Ao redigir um post recente, peguei-me novamente a escrever a palavra “presidenta” para me referir a Dilma Roussef. Grande polêmica no início do ano 2011, percebo que nunca abordei a questão de saber se devemos adotar “presidente” ou “presidenta” para nos referir a Dilma Roussef.

 

Pois acreditem que esta foi uma polêmica muito séria, que dividiu as opiniões e deu o que falar em lista de profissionais de língua.

Eu vejo este debate como a confluência de duas questões fundamentais:
1) o rigor da língua (dicionário, gramática, etimologia,…)
2) o uso e a validade (e validação) deste

Os argumentos aue priorizam o rigor da língua tendem a valorizar o uso de presidente:

Meu colega Florisvaldo Machado, em determinado debate em listas, levantou o argumento inicial que me parece indiscutível: no plano etimológico, dar a um substantivo masculino terminado por -ente uma marca de feminino -enta é sem sentido.

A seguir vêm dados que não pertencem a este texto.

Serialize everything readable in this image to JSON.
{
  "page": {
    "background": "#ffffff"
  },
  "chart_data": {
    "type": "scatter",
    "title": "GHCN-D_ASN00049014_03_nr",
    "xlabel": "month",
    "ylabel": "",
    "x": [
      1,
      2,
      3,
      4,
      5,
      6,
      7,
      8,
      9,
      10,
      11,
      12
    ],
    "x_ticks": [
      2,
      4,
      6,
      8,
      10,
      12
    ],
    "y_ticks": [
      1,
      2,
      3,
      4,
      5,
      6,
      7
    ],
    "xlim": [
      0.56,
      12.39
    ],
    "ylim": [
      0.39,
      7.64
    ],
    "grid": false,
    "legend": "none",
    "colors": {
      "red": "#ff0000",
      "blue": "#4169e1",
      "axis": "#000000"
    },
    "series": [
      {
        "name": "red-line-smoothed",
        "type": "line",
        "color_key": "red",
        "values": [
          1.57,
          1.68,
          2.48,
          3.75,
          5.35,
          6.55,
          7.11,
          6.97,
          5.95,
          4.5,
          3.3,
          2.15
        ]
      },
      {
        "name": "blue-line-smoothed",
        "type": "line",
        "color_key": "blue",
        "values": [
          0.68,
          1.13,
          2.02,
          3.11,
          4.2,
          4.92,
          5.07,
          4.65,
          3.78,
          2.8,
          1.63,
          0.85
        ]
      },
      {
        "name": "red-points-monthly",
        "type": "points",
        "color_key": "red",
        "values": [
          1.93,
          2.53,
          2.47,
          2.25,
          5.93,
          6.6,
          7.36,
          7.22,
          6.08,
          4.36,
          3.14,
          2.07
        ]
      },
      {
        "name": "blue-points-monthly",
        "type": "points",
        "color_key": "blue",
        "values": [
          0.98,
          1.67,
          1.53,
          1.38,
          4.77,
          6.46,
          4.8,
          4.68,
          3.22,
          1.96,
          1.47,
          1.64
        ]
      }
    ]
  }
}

Em quase nenhuma outra palavra terminado por -ente isso ocorre: não há videnta, pacienta, adolescenta, gerenta, clienta, atendenta,…
(MAS: “chefa” e “parenta” são dicionarizados, bem como… “presidenta”, sendo porém considerado informal)

É justamente o que Luiz Costa Pereira Junior destaca, em seu excelente artigo, muito abrangente:

(…) a equipe do Lexikon, que atualiza o dicionário Aulete, avalia que os substantivos e adjetivos de dois gêneros terminados em -ente não apresentam flexão de gênero terminado em -a. Por isso, não dizemos “gerenta”, “pacienta”, “clienta” etc. Caso fosse “presidenta”, por coerência, diríamos “a presidenta está contenta” e “o presidente está contento”, exemplifica o grupo.

Luiz Costa Pereira Junior aponta ainda:

Ernani Pimentel diz que “presidenta” pertence às palavras “andróginas, hermafroditas ou bissexuadas”, como “pianista”, “jovem”, “colega”, comuns de dois gêneros. Terminadas em -nte (amante, constante, docente, poluente, ouvinte…), não usam o / a para indicar gênero. O fator linguístico a limitar essa “androginia”, tornando a palavra só masculina ou feminina, é o artigo (o amante, a amante); o substantivo (líquido ou água poluente); o pronome a ela ligado (nosso ou nossa contribuinte). Ao oficializar “presidenta”, diz Pimentel, arrisca-se a “despender energia”, criando “amanta”, “constanta”, “docenta”, “poluenta”, “ouvinta”…(…)

 

Por outro lado, é tendência cada vez maior de que o uso deve predominar. E embora isto faça prevalecer a adoção do uso de presidenta, tampouco aqui todo mundo concorda:

Apostando na ambivalência dos dois vocábulos (presidente e presidenta), aliás de forma um pouco simplista (evocar a “norma culta” e se ater a discutir se o termo é ou não dicionarizado é uma ofensa à gramática), a Presidência argumenta a favor da escolha presidenta. No site em que apresenta o cargo, estampa o título orgulhosamente: Presidenta. E começa o texto assim:

Primeira mulher a se tornar Presidente da República do Brasil, Dilma Vana Rousseff nasceu em 14 de dezembro de 1947, na cidade de Belo Horizonte (MG).
(o site passa por constantes mudanças, portanto se não encontrarem mais este texto lá, significa que foi alterado, como me parece que deveria ser)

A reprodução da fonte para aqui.